In other words, all complications were offloaded intentionally to overcrowded ERs, and likely on the backs of taxpayers who may be forced to unknowingly foot the bill (especially for those who were advised to lie). And, as Big Abortion knew all too well, emergency departments - unlike the prescriber and abortion pill manufacturer - were not required to report any abortion pill complication to the FDA.

Is the absence of data a reasonable metric?
A group of five dozen lawmakers appropriately pointed out in an amicus brief supporting Louisiana's lawsuit against the FDA's 2023 REMS that the prior removal of the reporting of non-fatal adverse events (and misrepresentation of prior reporting as well) has created a "lack of data" as a "logical consequence" of the FDA's changes to the 2016 REMS (emphases added):
The FDA’s conclusion heavily relies on adverse events collected from the drug manufacturers and the FDA’s Adverse Event Reporting System (FAERS) during periods when the in-person dispensing requirement was not being enforced to conclude that eliminating the in-person requirement would not affect safety.
But this is not evidence of safety. The Biden FDA admitted that “[r]ates of occurrence [for an adverse event] cannot be established with [FAERS] reports.”
... Thus, as the Fifth Circuit explained, “FDA’s decision to rely so heavily on data from FAERS ‘runs counter to’ the critical limitations associated with that data.”
... And the lack of data is the logical consequence of the FDA’s action in 2016 to remove the requirement for providers who prescribe abortion drugs to report non-fatal adverse events. Because of this, FAERS data on the safety of chemical abortion drugs significantly understates the risk.
As the Fifth Circuit has already pointed out, “[a]fter eliminating that adverse-event reporting requirement, FDA turned around in 2021 and declared the absence of non-fatal adverse-event reports means mifepristone is ‘safe.’”
"It’s unreasonable for an agency to eliminate a reporting requirement for a thing and then use the absence of data to support its decision," the Court document explained.
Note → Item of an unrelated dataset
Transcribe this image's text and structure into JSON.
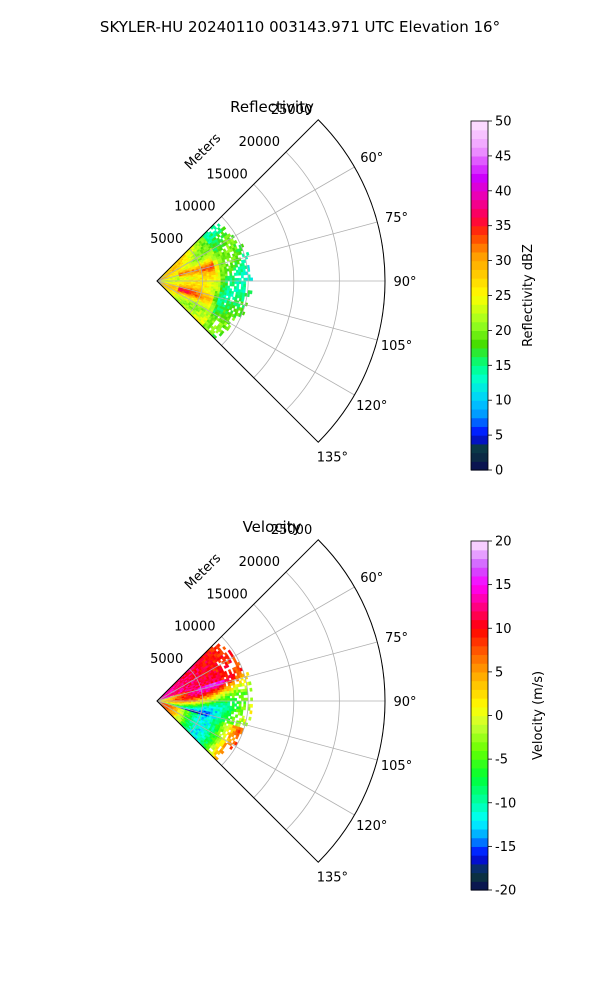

It is also unreasonable for the FDA to rely on a reporting system by trusting that the abortion pill's manufacturers would properly train and police prescribers. Instead Danco and GenBioPro looked the other way while Big Abortion's scheme to bury adverse events from the abortion pill unfolded.
The Bottom Line:
As part of the FDA's already-delayed review, it is hoped that the government agency will look at adverse event reports that were intentionally kept hidden by deception and lies in order to keep the drug on the market.